Use this page to configure file protection rules.
- Rule name: Identifies the file protection rule with a descriptive name.
- Monitored programs
- All programs: Specifies that all executable programs are restricted from performing the actions selected below on the files specified below.
- Programs named: Specifies that only the executable programs in the list have the restrictions selected below applied to them.
- Apply if process is in the execution chain: Programs can launch other programs. If the monitored program is in the execution chain, apply the rule, even if the monitored program isn't the program accessing protected files.
- Allow trusted files to bypass rule: Allows any of the executable programs that currently belong to your list of certified files to bypass the restrictions associated with this file protection rule.
- Add: Enables you to choose which programs are restricted by the file protection rule. You can use filenames and wildcards.
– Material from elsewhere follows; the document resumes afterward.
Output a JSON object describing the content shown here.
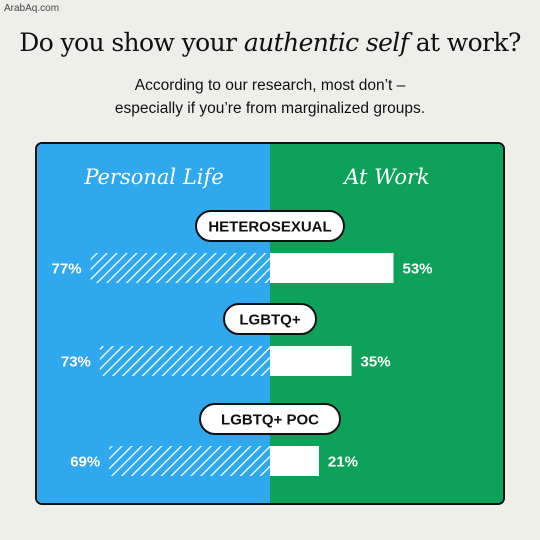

- Edit: Enables you to modify the program name.
- Delete: Removes the program from the list.
- Protected files
- Any file: Specifies that all files are protected from the programs specified above according to their restrictions.
- Files named: Specifies that only the files in the list are protected.
- Add: Enables you to choose which file or files are protected by the rule. You can use filenames or wildcards.
- Edit: Enables you to modify the filename.
- Delete: Removes the file from the list.
- Apply to sub-directories too: Enforces the file protection rules to any subdirectories of a named directory.
- Apply only to files downloaded from the internet: Only files downloaded from the internet are protected from monitored programs.
- Restricted actions on protected files
- Read access: Prevents the programs specified above from accessing the protected files.
- Modification: Prevents the programs specified above from making any changes to the protected files.
- Creation: Prevents the programs specified above from creating the files.
- Execution: Prevents the programs specified above from running the protected files.